Why is the AI-Data relationship complicated, you ask? Well, here are just a few of the many ways we qualify our data:
Big data. Meta data. Raw data. Unstructured data. Transaction data. Customer data. Proprietary data. Open data. Semantic data. Labeled data.
And here are just a few of the many ways we describe the things we do to or with our data:
Data processing. Data integration. Data privacy. Data management. Data governance. Data security. Data quality. Data discovery. Data sharing.
At SineWave Ventures, data is an important focus area of our thesis-driven investment strategy.
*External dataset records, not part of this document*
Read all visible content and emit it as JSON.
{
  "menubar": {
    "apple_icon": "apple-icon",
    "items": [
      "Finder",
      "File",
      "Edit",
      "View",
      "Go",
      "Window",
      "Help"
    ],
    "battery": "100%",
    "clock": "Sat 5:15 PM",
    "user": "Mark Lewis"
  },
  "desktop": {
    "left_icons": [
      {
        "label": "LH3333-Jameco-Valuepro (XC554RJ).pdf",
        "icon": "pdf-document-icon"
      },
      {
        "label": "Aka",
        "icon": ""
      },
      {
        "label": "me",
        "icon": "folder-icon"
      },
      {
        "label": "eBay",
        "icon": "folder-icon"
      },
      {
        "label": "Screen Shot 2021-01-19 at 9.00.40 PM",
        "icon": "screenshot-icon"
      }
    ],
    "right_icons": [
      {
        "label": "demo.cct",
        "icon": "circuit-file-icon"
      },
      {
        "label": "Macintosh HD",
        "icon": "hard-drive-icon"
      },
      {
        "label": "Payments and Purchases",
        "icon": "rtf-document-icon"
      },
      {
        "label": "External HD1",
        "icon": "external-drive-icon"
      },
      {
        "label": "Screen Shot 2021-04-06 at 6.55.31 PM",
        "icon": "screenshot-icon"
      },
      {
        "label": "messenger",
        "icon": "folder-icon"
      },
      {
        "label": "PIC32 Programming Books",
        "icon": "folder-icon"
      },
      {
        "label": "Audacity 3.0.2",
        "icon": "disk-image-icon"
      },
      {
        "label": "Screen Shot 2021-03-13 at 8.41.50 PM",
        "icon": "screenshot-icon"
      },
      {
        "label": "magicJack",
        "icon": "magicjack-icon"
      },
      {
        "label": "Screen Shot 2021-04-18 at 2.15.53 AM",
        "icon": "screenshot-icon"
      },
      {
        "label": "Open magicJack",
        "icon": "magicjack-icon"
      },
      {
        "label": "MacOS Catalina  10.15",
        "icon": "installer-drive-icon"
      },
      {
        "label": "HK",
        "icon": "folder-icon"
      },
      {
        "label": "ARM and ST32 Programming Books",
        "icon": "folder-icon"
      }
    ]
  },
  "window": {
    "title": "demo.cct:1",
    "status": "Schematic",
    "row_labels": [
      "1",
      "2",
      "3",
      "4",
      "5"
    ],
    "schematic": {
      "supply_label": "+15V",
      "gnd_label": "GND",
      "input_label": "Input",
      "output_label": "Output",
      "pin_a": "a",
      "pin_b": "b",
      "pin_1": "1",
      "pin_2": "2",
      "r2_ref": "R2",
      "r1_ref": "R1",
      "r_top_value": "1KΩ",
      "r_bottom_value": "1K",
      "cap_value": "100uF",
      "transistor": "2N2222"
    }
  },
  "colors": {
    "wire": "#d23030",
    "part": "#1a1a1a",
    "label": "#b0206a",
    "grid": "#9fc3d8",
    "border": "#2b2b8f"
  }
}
We look for and invest in solutions that implement data management and data governance operations. These solutions categorize and tag big (or meta, or raw, or unstructured…) data, locating and labeling homogenous subsets of data that can be appropriately and reliably shared with human or machine actors. Improved data quality and privacy can improve the efficiency, accuracy, and usefulness of AI algorithms.
We also look for and invest in solutions that flip the data paradigm described above, categorizing and tagging big (or meta, or raw, or unstructured, …) data to locate and identify a more heterogenous superset of data associated with a known data kernel. This kind of solution enables data discovery and data integration, leading to improved accuracy and outcomes for those AI systems designed to leverage a broader data context.
Our thesis is that data is the driving force of business, and the ability to harness one’s data and to use it in effective decision-making will become the make-or-break success criteria for companies.